I have always wanted to know what was occurring in my neighborhood, as well as the national community, so when I was introduced to the News Literacy Project (NLP), I wanted to join immediately.
We met professional journalists who taught us how to organize a professional-sounding pieces on our topic: peer pressure. We used narration, ambient sound and interviews. We then placed them in a specific order that made the story flow.
This radio piece was very challenging, because we had to interview students who have endured peer pressure and were willing to share their experiences on the record. The majority of the students were frightened about sharing their experiences even though they could be anonymous sources.

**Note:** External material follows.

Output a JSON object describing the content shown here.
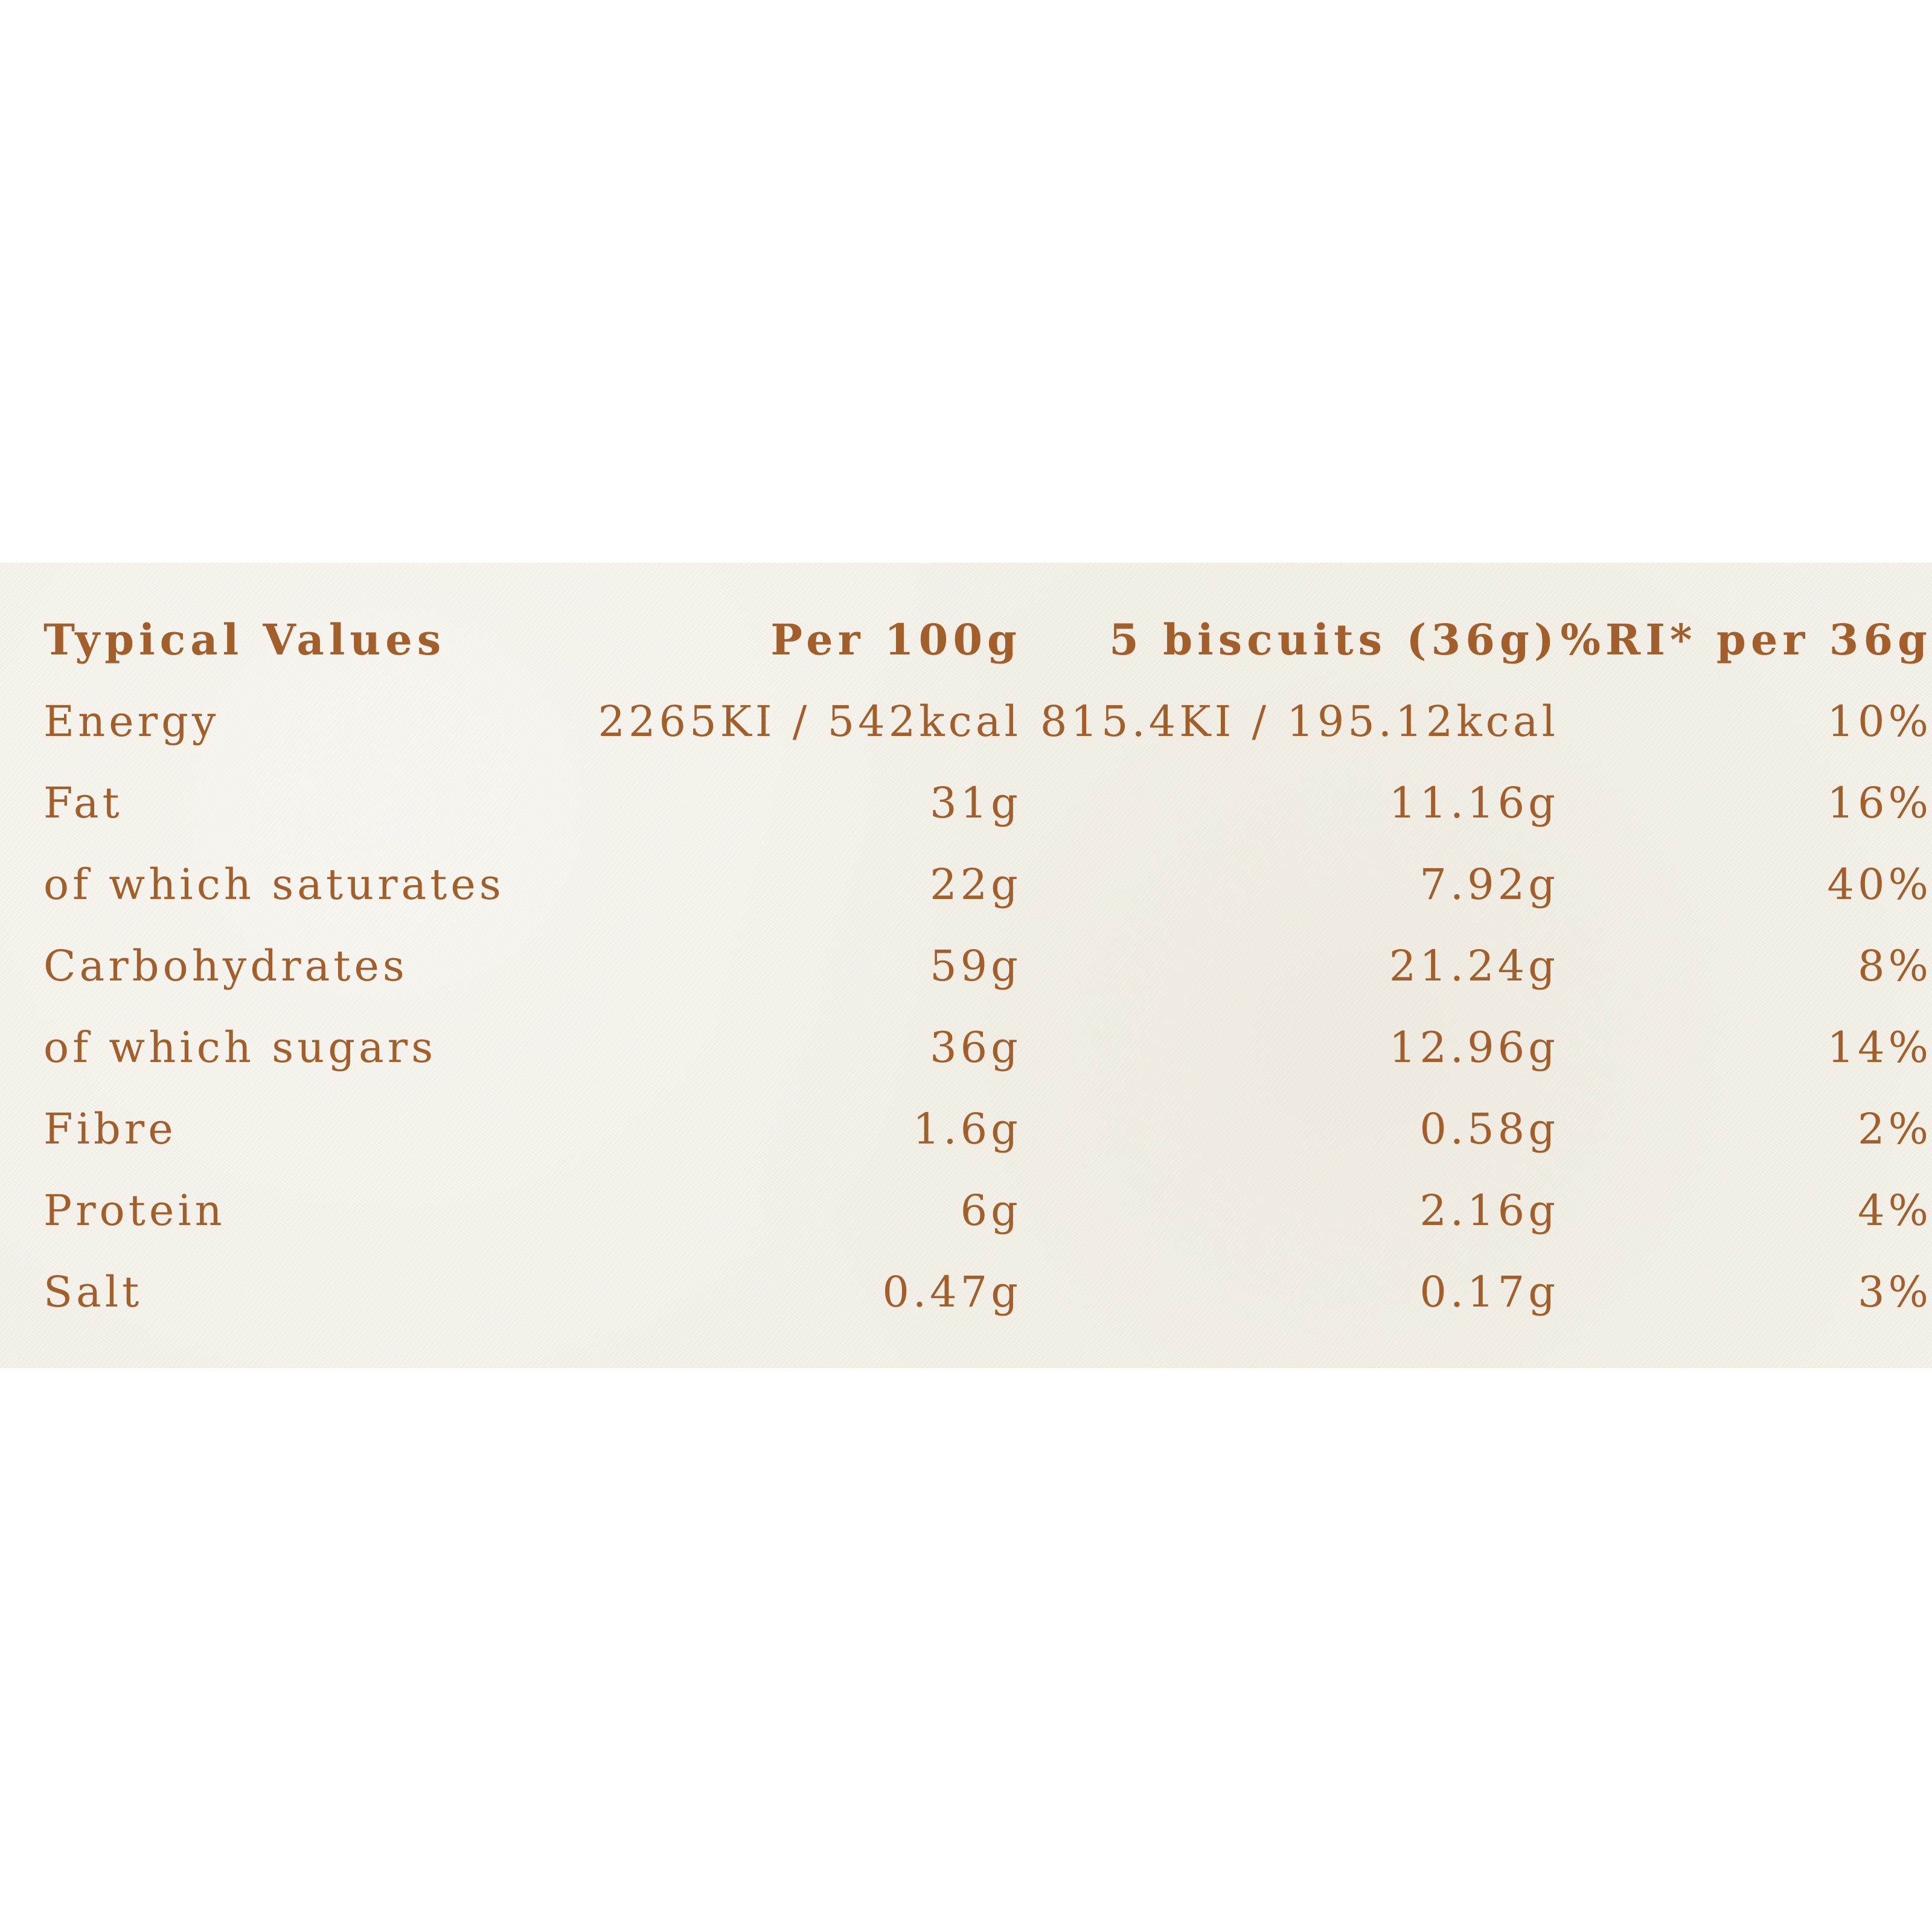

While interviewing expert sources, we learned that there is actually “good” peer pressure as well as “bad” peer pressure. Everyone is familiar with bad peer pressure, but many people are not familiar with the idea of good peer pressure, which pressures you to do something good or better.
Before working on the report, I experienced this kind of peer pressure with some friends who were pressuring me to see my grades on my report card. Not because they wanted to tease me, but because they wanted to help me get my grades up. I got all A’s and B’s on the next one. With bad peer pressure, most students seem to follow along and give in to peer pressure, if for some reason that person has a higher social status at the school, etc.
I definitely feel like I know how to deal with peer pressure now that I have read and learned about it. So when I see peer pressure around me, I try to speak up and help resolve the issue. I try to encourage people to ask someone they trust for advice and to remember what’s best for them. Those that face peer pressure can also think about making a better set of friends who would encourage them to do better things, and who wouldn’t always be engaging them in bad peer pressure.
Deanna James, Age 12
I came in contact with NLP when my school did a showcase about the different after school programs available to students. Since I already wanted to be a journalist and I love to write, I joined.
In NLP we decided to make a radio documentary about peer pressure. We felt this was important because lots of kids at our school were experiencing a lot of peer pressure. I had an important experience with peer pressure in the 4th grade, when a student asked me, “Deanna, can I cheat off your paper so I won’t fail?” At first I said no because I didn’t want to get in trouble, but then I let that person cheat because she said she wasn’t going to be my friend anymore and I felt bad. But I still learned not to let anybody cheat off of me again, because it’s not fair.
Working on the report only made this stronger, and so I really don’t have to face peer pressure; I just walk away from these things and don’t let them get in my way. One of my friends gets put into a lot of pressured situations where people push her over into doing what they want her to do. I tell my peers to pick your friends well, and that some people are not the friends you want to be with—friends respect you for who you are.
I learned a lot of other things doing this report, like how to pick a good topic, write good open-ended questions, and edit recordings. I also learned the importance of interviewing and asking follow-up questions in order to get a good story.
These skills are important to me because they helped me to become a better journalist and writer. Ever since I joined the NLP I have also become a better student. I learned new words, listen in class more, and write better.